Hiç şüphe yok ki, bir çağın iskelet cani yaratıkları birbiri ardına Kara Orman Uçurumu’na saldırdı ve arkasındaki siyah el, bu iblis yıldızındaki varoluşun egemenliğindeydi ve onun arkasına saklanan ve tüm bunları kontrol eden oydu.
“Patlama-” Yüksek bir patlama oldu ve o anda, Yang Ling ve diğerleri henüz kendilerine gelmemişken, Şeytan Yıldızı alevleri gökyüzüne yükseldi, anında boşluğu deldi, uzun bir iblis alevini sürükledi ve bir anda uçup gitti, sonsuz boşluğun içinde kayboldu.
Yıldız bir anda hızla uzaklaştı, nereye uçtuğunu ya da gelecekte yeniden ortaya çıkıp çıkmayacağını bilmiyordu.

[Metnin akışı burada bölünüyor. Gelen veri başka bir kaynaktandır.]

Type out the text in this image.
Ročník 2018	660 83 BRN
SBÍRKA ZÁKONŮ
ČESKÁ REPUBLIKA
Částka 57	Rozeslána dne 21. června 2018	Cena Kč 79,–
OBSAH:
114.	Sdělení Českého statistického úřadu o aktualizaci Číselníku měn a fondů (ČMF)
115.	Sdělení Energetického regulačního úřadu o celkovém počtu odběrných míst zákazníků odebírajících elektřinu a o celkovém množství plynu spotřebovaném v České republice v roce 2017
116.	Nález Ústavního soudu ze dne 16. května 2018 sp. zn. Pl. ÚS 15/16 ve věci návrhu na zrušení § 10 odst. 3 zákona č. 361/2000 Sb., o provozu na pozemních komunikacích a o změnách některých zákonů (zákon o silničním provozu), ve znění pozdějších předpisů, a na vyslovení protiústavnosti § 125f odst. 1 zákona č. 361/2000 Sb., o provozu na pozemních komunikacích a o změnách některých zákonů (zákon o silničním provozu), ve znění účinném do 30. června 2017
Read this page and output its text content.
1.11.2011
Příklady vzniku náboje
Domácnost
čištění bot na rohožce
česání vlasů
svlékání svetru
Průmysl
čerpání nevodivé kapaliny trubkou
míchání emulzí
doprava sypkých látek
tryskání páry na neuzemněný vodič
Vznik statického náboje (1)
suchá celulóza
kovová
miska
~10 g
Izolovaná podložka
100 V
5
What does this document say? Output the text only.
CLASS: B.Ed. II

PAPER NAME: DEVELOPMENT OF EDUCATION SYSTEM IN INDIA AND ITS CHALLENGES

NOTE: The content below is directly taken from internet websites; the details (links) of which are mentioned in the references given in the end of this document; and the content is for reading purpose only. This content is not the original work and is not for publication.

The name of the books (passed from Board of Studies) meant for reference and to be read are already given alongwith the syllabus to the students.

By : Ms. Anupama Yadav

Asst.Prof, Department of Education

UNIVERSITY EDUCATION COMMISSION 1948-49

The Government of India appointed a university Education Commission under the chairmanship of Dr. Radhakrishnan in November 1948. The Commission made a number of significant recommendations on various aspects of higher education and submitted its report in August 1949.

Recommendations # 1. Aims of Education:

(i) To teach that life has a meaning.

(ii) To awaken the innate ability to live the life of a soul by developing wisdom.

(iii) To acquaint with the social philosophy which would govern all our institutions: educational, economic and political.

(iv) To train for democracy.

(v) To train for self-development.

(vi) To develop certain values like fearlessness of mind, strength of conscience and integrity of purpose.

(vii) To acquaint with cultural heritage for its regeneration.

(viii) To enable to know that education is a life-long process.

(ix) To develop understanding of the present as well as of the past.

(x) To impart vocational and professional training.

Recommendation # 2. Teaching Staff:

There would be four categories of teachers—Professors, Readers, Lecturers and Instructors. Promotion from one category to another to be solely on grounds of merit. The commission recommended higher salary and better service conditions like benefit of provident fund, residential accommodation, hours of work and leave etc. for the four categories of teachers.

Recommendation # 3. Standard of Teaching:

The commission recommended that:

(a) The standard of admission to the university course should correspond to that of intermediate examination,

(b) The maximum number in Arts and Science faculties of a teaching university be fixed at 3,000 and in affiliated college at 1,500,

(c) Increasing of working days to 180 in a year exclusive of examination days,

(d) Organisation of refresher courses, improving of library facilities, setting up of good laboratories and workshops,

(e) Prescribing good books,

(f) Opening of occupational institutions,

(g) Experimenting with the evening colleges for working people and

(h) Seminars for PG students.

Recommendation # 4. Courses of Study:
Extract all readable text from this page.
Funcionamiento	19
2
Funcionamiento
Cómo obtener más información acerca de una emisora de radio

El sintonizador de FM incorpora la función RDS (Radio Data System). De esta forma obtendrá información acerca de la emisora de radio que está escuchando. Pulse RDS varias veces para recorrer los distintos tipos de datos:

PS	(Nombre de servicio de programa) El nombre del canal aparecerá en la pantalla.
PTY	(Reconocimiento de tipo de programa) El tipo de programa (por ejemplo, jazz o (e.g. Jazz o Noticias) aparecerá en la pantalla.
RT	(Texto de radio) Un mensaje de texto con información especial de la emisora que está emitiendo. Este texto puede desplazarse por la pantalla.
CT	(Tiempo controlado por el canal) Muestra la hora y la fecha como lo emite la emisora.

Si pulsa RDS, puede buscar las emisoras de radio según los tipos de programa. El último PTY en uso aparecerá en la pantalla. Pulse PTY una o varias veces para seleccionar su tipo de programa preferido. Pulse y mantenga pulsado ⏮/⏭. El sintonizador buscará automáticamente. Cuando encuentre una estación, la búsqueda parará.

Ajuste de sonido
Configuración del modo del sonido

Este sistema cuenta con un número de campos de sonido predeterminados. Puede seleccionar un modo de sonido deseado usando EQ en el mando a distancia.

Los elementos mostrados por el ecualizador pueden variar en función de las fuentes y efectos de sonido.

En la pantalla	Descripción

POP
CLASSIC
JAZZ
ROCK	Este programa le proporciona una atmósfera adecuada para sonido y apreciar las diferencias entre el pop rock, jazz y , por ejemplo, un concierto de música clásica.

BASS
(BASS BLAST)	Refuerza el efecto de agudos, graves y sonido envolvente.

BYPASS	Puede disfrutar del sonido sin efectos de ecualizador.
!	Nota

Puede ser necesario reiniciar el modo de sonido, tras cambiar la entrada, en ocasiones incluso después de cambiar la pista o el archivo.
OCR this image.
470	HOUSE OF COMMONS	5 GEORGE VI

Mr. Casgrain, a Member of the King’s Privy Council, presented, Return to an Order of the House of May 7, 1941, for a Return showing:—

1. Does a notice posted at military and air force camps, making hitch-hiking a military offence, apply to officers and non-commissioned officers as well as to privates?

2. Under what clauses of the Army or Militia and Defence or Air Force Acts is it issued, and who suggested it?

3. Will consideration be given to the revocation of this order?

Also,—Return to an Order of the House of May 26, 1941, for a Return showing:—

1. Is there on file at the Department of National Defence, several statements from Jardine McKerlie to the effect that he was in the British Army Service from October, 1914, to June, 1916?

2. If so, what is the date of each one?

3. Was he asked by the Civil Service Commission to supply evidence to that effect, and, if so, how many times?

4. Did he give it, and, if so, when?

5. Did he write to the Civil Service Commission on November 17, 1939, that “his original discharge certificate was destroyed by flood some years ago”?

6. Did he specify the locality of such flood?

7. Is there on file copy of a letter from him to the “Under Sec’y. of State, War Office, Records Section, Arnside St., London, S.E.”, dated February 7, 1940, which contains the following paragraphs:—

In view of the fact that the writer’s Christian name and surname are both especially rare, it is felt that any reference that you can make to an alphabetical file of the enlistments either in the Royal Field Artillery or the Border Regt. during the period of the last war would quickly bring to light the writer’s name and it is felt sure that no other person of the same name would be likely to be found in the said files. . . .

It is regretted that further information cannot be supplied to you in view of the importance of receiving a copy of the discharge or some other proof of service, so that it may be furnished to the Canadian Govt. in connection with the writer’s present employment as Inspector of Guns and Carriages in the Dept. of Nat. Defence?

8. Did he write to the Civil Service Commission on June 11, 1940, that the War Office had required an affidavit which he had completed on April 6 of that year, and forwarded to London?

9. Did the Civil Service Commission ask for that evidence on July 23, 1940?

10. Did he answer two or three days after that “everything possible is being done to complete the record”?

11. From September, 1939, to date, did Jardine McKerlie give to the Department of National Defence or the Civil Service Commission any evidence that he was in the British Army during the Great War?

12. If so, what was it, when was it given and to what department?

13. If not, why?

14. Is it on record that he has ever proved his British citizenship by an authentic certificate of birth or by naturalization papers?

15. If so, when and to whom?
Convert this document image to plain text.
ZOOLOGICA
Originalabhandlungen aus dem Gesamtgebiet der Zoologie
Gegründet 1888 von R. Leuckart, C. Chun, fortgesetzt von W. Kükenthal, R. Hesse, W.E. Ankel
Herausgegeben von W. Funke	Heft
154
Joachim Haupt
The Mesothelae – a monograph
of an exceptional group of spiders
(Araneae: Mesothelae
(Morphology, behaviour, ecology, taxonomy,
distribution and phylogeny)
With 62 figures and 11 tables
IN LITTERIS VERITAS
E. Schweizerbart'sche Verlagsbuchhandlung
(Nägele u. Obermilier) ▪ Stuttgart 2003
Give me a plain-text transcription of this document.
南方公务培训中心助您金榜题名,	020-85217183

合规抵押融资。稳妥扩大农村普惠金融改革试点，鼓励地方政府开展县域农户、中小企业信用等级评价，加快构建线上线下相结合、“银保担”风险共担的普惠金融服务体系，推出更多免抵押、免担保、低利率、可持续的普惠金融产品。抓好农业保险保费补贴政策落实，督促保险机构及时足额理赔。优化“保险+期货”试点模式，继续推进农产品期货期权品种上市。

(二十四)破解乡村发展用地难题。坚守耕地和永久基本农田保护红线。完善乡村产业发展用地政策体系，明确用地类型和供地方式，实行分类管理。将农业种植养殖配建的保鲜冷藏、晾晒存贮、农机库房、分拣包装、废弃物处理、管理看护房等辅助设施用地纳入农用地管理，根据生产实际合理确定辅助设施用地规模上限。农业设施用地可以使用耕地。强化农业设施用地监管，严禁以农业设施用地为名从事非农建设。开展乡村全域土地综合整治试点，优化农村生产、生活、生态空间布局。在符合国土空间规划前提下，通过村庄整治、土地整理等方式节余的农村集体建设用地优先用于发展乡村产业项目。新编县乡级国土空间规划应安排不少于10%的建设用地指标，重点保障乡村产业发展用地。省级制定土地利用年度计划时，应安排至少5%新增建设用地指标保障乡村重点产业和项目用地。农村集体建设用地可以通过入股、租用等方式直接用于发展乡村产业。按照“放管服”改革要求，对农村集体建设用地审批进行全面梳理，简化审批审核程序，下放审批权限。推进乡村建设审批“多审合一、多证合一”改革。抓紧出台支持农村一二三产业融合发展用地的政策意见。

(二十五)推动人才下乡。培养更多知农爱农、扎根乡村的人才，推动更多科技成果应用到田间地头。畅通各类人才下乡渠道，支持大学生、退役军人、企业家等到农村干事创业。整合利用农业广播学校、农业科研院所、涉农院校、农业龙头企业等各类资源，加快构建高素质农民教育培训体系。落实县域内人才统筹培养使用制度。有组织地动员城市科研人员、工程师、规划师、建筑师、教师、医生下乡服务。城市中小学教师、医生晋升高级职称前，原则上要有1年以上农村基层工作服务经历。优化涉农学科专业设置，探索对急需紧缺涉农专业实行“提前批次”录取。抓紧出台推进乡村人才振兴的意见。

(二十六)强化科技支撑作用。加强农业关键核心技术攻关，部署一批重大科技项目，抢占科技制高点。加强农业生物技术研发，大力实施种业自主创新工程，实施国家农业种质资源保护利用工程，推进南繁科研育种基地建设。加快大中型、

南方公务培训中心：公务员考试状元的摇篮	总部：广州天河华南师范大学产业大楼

Büyük vahiy, Sekiz Issızlık Ölümsüz İmparatoru’nun ilk kişisi ortaya çıktı! Bu Ölümsüz İmparator’un kim olduğunu bilmek ister misin? Bu konuda daha fazla bilgi edinmek ister misiniz? Gel!! Tarihi haberleri görüntülemek için WeChat genel hesabı “Xiaofu Army”yi takip edin veya ilgili bilgileri okumak için “Eight Desolation Immortal Emperor” yazın!